Erosion by wind is one of the principal processes associated with land degradation in drylands and is a significant concern to land managers and policymakers globally. In the drylands of North America, millions of tons of soil are lost to wind erosion annually. Of the 60 million ha in the United States identified as most vulnerable to wind erosion (arid and dominated by fine sandy soils), 64% are managed by federal agencies (37 million ha). Here we review the drivers and consequences of wind erosion and dust emissions on drylands in the United States, with an emphasis on actionable responses available to policymakers and practitioners. We find that while dryland soils are often relatively stable when intact, disturbances including fire, domestic livestock grazing, and off‐highway vehicles can increase horizontal eolian flux by an order of magnitude, in some cases as much as 40‐fold. A growing body of literature documents the large‐scale impacts of deposited dust changing the albedo of mountain snow cover and in some cases reducing regional water supplies by ~5%. Predicted future increases in aridity and extreme weather events, including drought, will likely increase wind erosion and consequent dust generation. Under a drier and more variable future climate, new and existing soil‐ and vegetation‐disturbing practices may interact in synergistic ways, with dire consequences for environments and society that are unforeseen to many but fairly predictable given current scientific understanding.
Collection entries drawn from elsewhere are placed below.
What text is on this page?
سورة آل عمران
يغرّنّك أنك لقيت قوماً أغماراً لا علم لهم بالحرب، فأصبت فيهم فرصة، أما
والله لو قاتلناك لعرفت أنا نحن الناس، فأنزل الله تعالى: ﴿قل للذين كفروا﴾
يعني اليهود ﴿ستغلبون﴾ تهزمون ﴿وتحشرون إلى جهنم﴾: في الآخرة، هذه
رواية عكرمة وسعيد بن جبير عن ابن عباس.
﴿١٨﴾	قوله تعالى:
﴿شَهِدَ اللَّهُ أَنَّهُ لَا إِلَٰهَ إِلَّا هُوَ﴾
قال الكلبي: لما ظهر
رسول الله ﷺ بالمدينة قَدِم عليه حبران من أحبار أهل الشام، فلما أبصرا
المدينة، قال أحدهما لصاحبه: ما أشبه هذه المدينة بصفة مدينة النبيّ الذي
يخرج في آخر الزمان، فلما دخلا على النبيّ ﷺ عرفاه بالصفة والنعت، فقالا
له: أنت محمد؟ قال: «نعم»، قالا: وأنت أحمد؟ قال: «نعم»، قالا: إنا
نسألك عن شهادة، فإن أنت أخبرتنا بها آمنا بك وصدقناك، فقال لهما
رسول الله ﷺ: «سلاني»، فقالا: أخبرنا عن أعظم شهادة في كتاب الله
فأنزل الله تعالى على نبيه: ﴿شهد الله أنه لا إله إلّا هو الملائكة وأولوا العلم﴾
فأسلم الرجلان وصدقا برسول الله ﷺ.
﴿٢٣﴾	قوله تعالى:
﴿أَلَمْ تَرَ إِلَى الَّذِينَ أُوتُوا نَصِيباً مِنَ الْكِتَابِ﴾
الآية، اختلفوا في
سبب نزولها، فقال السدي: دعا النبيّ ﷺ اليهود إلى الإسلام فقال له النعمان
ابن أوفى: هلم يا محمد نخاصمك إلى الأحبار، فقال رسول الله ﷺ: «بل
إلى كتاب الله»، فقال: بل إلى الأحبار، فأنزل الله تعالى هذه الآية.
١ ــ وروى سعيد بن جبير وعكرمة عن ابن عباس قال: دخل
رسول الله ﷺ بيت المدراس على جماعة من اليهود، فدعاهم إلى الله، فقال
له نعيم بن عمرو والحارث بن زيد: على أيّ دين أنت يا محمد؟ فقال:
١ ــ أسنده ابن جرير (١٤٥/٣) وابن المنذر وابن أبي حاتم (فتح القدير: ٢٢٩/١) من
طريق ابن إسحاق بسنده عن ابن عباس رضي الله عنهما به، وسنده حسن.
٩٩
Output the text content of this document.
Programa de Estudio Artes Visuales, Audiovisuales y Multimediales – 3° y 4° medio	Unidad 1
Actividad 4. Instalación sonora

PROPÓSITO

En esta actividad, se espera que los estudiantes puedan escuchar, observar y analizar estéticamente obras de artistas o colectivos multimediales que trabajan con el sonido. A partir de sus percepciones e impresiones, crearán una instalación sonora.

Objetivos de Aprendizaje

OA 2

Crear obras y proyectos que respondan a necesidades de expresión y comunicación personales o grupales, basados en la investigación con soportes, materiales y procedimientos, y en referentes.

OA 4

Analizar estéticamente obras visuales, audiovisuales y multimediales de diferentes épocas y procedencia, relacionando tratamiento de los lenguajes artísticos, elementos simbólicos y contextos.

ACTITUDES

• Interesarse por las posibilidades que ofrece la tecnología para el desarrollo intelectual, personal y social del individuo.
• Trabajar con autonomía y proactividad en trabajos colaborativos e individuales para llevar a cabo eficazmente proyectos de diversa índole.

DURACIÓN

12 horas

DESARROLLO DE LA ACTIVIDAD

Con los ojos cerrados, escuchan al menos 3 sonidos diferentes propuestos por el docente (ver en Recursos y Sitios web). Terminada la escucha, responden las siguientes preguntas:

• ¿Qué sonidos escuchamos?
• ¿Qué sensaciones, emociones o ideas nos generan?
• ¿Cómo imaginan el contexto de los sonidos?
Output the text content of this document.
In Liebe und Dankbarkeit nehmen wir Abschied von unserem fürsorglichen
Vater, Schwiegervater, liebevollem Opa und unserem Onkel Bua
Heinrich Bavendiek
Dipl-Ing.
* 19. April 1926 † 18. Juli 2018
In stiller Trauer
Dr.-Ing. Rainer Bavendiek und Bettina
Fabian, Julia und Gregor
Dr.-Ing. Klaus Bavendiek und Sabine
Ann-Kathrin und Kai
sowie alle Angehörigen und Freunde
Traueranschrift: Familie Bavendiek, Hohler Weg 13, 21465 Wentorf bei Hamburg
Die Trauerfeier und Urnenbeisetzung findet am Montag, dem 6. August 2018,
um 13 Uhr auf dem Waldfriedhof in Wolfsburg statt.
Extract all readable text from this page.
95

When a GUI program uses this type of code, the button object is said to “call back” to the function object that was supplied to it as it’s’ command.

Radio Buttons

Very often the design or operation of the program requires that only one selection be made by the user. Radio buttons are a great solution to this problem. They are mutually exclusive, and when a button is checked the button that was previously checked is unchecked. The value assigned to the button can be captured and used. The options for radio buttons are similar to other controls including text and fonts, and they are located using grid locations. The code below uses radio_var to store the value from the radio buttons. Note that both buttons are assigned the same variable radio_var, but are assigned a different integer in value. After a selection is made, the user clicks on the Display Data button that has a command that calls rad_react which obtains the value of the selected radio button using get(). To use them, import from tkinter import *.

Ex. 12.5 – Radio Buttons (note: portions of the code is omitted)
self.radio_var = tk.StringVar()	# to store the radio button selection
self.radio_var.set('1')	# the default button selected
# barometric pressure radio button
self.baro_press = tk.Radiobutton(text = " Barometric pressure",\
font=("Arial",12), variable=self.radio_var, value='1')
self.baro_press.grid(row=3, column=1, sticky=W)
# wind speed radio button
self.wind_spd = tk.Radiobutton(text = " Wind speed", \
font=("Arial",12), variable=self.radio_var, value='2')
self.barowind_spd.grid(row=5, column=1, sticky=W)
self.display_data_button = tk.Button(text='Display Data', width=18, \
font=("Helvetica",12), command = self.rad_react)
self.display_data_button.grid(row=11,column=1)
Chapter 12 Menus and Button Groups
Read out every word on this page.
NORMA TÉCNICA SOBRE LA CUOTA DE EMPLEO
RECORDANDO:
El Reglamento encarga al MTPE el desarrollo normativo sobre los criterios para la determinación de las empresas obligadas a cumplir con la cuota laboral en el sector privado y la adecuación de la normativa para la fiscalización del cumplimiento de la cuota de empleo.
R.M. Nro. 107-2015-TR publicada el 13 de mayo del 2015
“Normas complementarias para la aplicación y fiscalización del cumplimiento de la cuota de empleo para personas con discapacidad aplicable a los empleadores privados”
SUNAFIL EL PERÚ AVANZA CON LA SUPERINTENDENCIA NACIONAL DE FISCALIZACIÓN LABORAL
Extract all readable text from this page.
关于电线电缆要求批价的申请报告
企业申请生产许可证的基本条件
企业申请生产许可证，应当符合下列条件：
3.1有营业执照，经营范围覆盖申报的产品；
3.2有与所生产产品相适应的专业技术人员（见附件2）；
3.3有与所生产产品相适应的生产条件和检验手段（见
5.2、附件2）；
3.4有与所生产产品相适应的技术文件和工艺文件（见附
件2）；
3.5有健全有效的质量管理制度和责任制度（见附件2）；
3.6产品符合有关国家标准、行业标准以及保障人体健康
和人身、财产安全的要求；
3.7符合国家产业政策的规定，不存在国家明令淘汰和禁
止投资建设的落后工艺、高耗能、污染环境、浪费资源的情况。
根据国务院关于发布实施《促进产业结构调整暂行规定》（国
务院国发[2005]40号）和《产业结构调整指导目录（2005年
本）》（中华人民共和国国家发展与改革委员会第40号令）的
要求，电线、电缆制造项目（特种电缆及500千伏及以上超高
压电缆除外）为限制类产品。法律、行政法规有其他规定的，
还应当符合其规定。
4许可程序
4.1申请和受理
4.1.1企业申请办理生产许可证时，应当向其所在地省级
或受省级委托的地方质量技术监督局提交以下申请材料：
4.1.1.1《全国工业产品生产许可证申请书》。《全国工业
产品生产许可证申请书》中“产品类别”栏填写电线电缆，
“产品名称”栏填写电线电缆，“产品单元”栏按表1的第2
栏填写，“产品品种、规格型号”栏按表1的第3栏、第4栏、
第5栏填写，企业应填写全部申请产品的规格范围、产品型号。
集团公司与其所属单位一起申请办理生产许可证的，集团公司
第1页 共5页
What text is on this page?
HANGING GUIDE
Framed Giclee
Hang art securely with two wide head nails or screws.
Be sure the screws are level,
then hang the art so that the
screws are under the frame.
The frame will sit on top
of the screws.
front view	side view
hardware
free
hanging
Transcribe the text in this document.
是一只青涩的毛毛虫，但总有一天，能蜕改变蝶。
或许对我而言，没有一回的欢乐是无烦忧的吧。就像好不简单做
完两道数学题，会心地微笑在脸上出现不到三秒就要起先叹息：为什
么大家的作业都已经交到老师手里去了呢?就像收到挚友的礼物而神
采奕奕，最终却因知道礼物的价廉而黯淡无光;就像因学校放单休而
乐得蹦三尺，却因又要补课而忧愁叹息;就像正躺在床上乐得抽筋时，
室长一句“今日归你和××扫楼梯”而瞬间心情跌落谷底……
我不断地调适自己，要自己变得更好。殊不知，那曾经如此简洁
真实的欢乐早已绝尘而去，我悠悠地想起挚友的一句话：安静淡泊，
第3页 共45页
Conventional restoration and reclamation approaches, which often entail surface disturbance and rely on adequate moisture to prevent erosion, also carry considerable erosion risk especially under drought conditions. Innovative approaches to dryland restoration that minimize surface disturbance may accomplish restoration or reclamation goals while limiting wind erosion risk. Finally, multidisciplinary and multijurisdictional approaches and perspectives are necessary to understand the complex processes driving dust emissions and provide timely, context‐specific information for mitigating the drivers and impacts of wind erosion and dust.